Alfalfa growers cater to export market
Exporting forages to Asia or the Middle East might not be every-one’s forte. But, answering the call of booming hay exports in recent years, some alfalfa producers in the Pacific Northwest have geared their operations to overseas markets.
Between 2006 and 2010, hay exports (defined by USDA as animal fodder) grew by 41% to 3.95 million tons, according to USDA. Japan is the top market for U.S. hay, but Chinese demand is coming on strong. In the same time frame, exports to China increased from 420 tons to 230,281 tons.
As demand for western-based diets increases in Asia, the need for hay is expected to rise as Asian consumers step up their purchases of cheese, yogurt, pizza and meat.

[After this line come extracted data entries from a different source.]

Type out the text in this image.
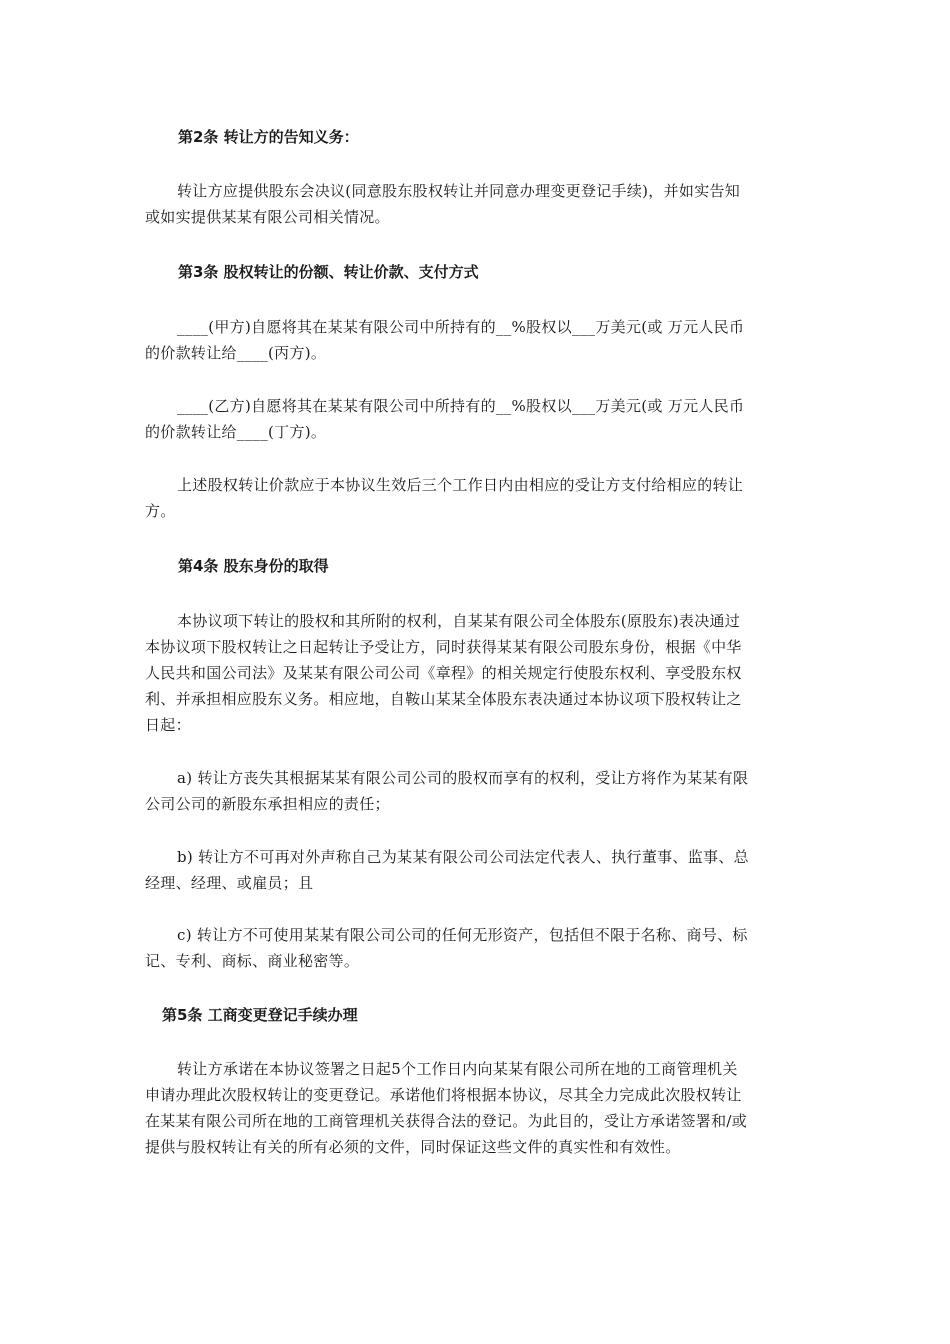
第2条 转让方的告知义务：
转让方应提供股东会决议(同意股东股权转让并同意办理变更登记手续)，并如实告知
或如实提供某某有限公司相关情况。
第3条 股权转让的份额、转让价款、支付方式
____(甲方)自愿将其在某某有限公司中所持有的__%股权以___万美元(或 万元人民币
的价款转让给____(丙方)。
____(乙方)自愿将其在某某有限公司中所持有的__%股权以___万美元(或 万元人民币
的价款转让给____(丁方)。
上述股权转让价款应于本协议生效后三个工作日内由相应的受让方支付给相应的转让
方。
第4条 股东身份的取得
本协议项下转让的股权和其所附的权利，自某某有限公司全体股东(原股东)表决通过
本协议项下股权转让之日起转让予受让方，同时获得某某有限公司股东身份，根据《中华
人民共和国公司法》及某某有限公司公司《章程》的相关规定行使股东权利、享受股东权
利、并承担相应股东义务。相应地，自鞍山某某全体股东表决通过本协议项下股权转让之
日起：
a) 转让方丧失其根据某某有限公司公司的股权而享有的权利，受让方将作为某某有限
公司公司的新股东承担相应的责任；
b) 转让方不可再对外声称自己为某某有限公司公司法定代表人、执行董事、监事、总
经理、经理、或雇员；且
c) 转让方不可使用某某有限公司公司的任何无形资产，包括但不限于名称、商号、标
记、专利、商标、商业秘密等。
第5条 工商变更登记手续办理
转让方承诺在本协议签署之日起5个工作日内向某某有限公司所在地的工商管理机关
申请办理此次股权转让的变更登记。承诺他们将根据本协议，尽其全力完成此次股权转让
在某某有限公司所在地的工商管理机关获得合法的登记。为此目的，受让方承诺签署和/或
提供与股权转让有关的所有必须的文件，同时保证这些文件的真实性和有效性。
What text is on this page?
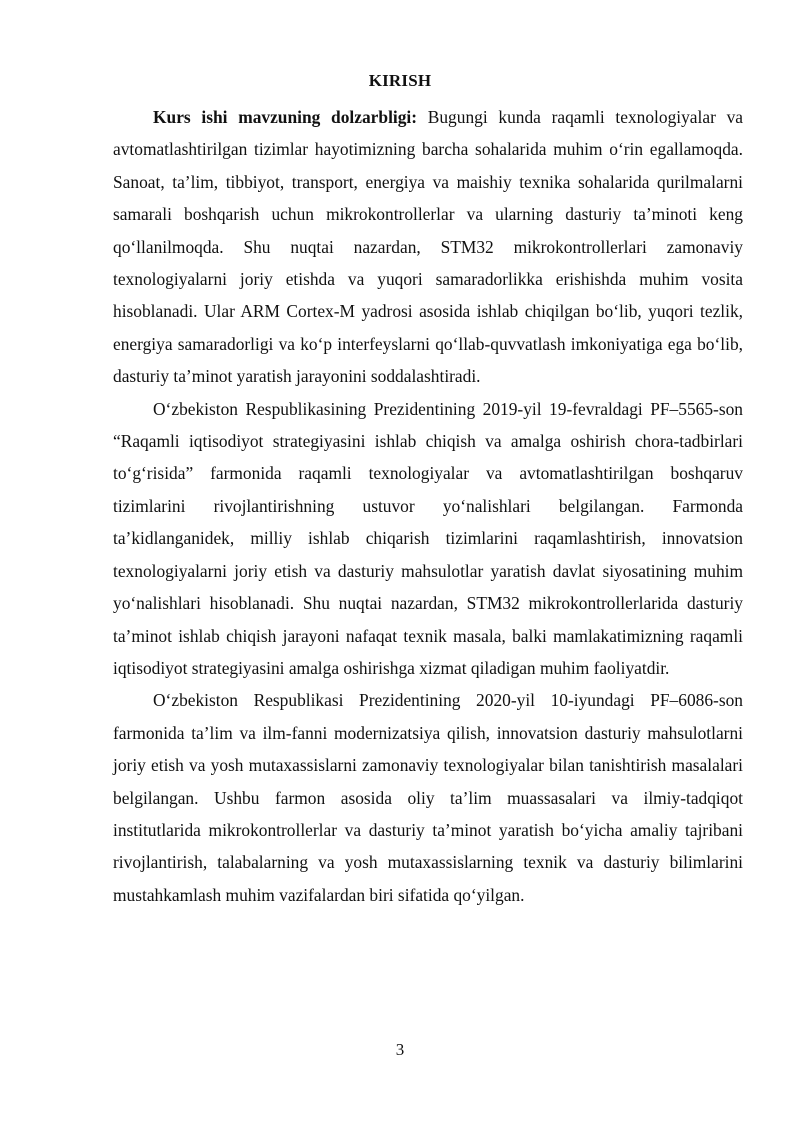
KIRISH

Kurs ishi mavzuning dolzarbligi: Bugungi kunda raqamli texnologiyalar va avtomatlashtirilgan tizimlar hayotimizning barcha sohalarida muhim o‘rin egallamoqda. Sanoat, ta’lim, tibbiyot, transport, energiya va maishiy texnika sohalarida qurilmalarni samarali boshqarish uchun mikrokontrollerlar va ularning dasturiy ta’minoti keng qo‘llanilmoqda. Shu nuqtai nazardan, STM32 mikrokontrollerlari zamonaviy texnologiyalarni joriy etishda va yuqori samaradorlikka erishishda muhim vosita hisoblanadi. Ular ARM Cortex-M yadrosi asosida ishlab chiqilgan bo‘lib, yuqori tezlik, energiya samaradorligi va ko‘p interfeyslarni qo‘llab-quvvatlash imkoniyatiga ega bo‘lib, dasturiy ta’minot yaratish jarayonini soddalashtiradi.

O‘zbekiston Respublikasining Prezidentining 2019-yil 19-fevraldagi PF–5565-son “Raqamli iqtisodiyot strategiyasini ishlab chiqish va amalga oshirish chora-tadbirlari to‘g‘risida” farmonida raqamli texnologiyalar va avtomatlashtirilgan boshqaruv tizimlarini rivojlantirishning ustuvor yo‘nalishlari belgilangan. Farmonda ta’kidlanganidek, milliy ishlab chiqarish tizimlarini raqamlashtirish, innovatsion texnologiyalarni joriy etish va dasturiy mahsulotlar yaratish davlat siyosatining muhim yo‘nalishlari hisoblanadi. Shu nuqtai nazardan, STM32 mikrokontrollerlarida dasturiy ta’minot ishlab chiqish jarayoni nafaqat texnik masala, balki mamlakatimizning raqamli iqtisodiyot strategiyasini amalga oshirishga xizmat qiladigan muhim faoliyatdir.

O‘zbekiston Respublikasi Prezidentining 2020-yil 10-iyundagi PF–6086-son farmonida ta’lim va ilm-fanni modernizatsiya qilish, innovatsion dasturiy mahsulotlarni joriy etish va yosh mutaxassislarni zamonaviy texnologiyalar bilan tanishtirish masalalari belgilangan. Ushbu farmon asosida oliy ta’lim muassasalari va ilmiy-tadqiqot institutlarida mikrokontrollerlar va dasturiy ta’minot yaratish bo‘yicha amaliy tajribani rivojlantirish, talabalarning va yosh mutaxassislarning texnik va dasturiy bilimlarini mustahkamlash muhim vazifalardan biri sifatida qo‘yilgan.

3
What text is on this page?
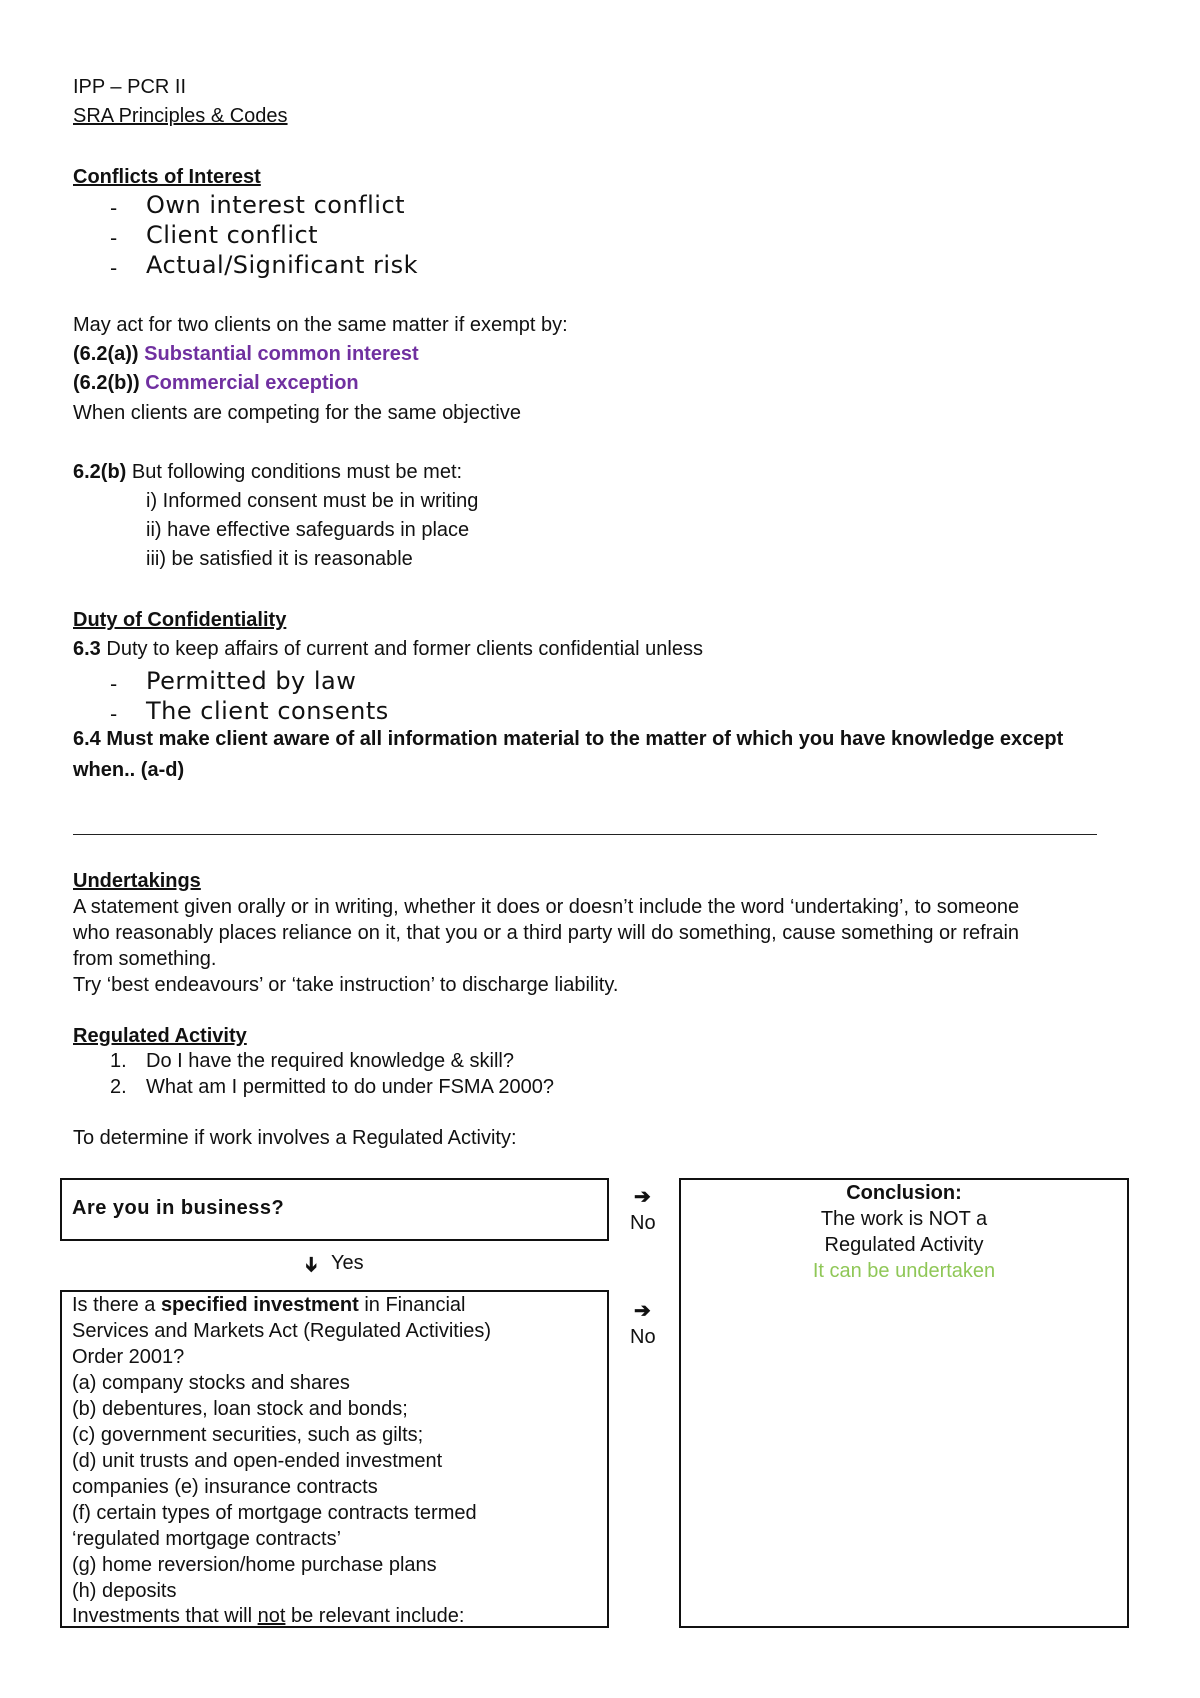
IPP – PCR II
SRA Principles & Codes
Conflicts of Interest
- Own interest conflict
- Client conflict
- Actual/Significant risk
May act for two clients on the same matter if exempt by:
(6.2(a)) Substantial common interest
(6.2(b)) Commercial exception
When clients are competing for the same objective
6.2(b) But following conditions must be met:
i) Informed consent must be in writing
ii) have effective safeguards in place
iii) be satisfied it is reasonable
Duty of Confidentiality
6.3 Duty to keep affairs of current and former clients confidential unless
- Permitted by law
- The client consents
6.4 Must make client aware of all information material to the matter of which you have knowledge except
when.. (a-d)
Undertakings
A statement given orally or in writing, whether it does or doesn’t include the word ‘undertaking’, to someone
who reasonably places reliance on it, that you or a third party will do something, cause something or refrain
from something.
Try ‘best endeavours’ or ‘take instruction’ to discharge liability.
Regulated Activity
1. Do I have the required knowledge & skill?
2. What am I permitted to do under FSMA 2000?
To determine if work involves a Regulated Activity:
Are you in business?	➔
No
➔ Yes
Conclusion:
The work is NOT a
Regulated Activity
It can be undertaken
Is there a specified investment in Financial
Services and Markets Act (Regulated Activities)
Order 2001?
(a) company stocks and shares
(b) debentures, loan stock and bonds;
(c) government securities, such as gilts;
(d) unit trusts and open-ended investment
companies (e) insurance contracts
(f) certain types of mortgage contracts termed
‘regulated mortgage contracts’
(g) home reversion/home purchase plans
(h) deposits
Investments that will not be relevant include:
➔
No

Demand for U.S.-grown hay is also increasing in the Middle East, particularly from the United Arab Emirates (UAE). In 2006, the UAE imported 40,852 tons of animal fodder from the U.S.; in 2010, imports increased to 334,483 tons.
"Middle Eastern governments are changing their policies toward water," says Jeff Calaway, owner of Calaway Trading, Inc., in Ellensburg, Wash. "Water is becoming more valuable than oil in those countries." As the Middle East pulls back on agricultural subsidies, Calaway says, it will import more alfalfa and other agricultural products from the European Union, U.S., Australia and South America.
Vertical Integration. Lared Whitby and his three brothers run Whitby Ag Enterprises, a vertically integrated export business near Pasco, Wash. In 2010, the 3,000-acre operation exported 50,000 tons of alfalfa, with about 27,000 tons grown on-site. The rest they purchased from other alfalfa growers. The Whitbys ship mostly to Japan but also to UAE and Korea. To meet export demand, the brothers recently purchased another 2,000 acres of prime alfalfa-growing land.
"We don’t deal with importers or brokers," Whitby says. "We deal with wholesalers and distributors. We are going as close to the customer as possible." Although Whitby can speak both the Mandarin and Cantonese dialects of Chinese, he has not yet shipped to China because the prices offered are lower than what other countries are willing to pay. Japan is currently paying $475 per ton delivered to Japanese ports, while China is offering $30 to $50 less, Whitby says.
The brothers decided to vertically integrate in 2000 after having paid an exporter for nearly a decade to compress their alfalfa into bales that fit into shipping containers.
"To support all four families, we needed to vertically integrate. We can produce about half or more of what we export, so the risk wasn’t that great," Whitby says. "To maximize profits, you integrate to the extent that you can." The only part of the supply, production and distribution chain the brothers don’t own is the oceangoing vessels. They even own the trucks that deliver the alfalfa to the ports of Seattle, Portland and Tacoma.
|Alfalfa bales for export are compressed to typically half the size of conventional bales to make moving among various modes of transportation easier.
Bound Overseas. To compress for export, the brothers first leased compressing equipment for a year. In 2001, they purchased their first compressor, and then updated the equipment in 2007 for $1.6 million.
Calaway also compresses hay for export, but he doesn’t grow his own alfalfa. Instead, he purchases alfalfa from about 200 producers in Washington, Oregon, Idaho and Montana and then compresses it for export. He also custom harvests alfalfa for local growers. "About 15% to 20% of my business comes from land with standing crops," Calaway says.
Compressed bales are typically half the size of conventional bales and can be loaded more easily into intermodal containers, steel shipping containers that can be moved from one mode of transportation (truck, ship, rail) to another without having to be reloaded.
Calaway has three facilities and four presses that compress hay for export, all in Washington and Oregon. He also owns trucks, fork lifts and container handlers. "You need to make a fairly significant investment," he says.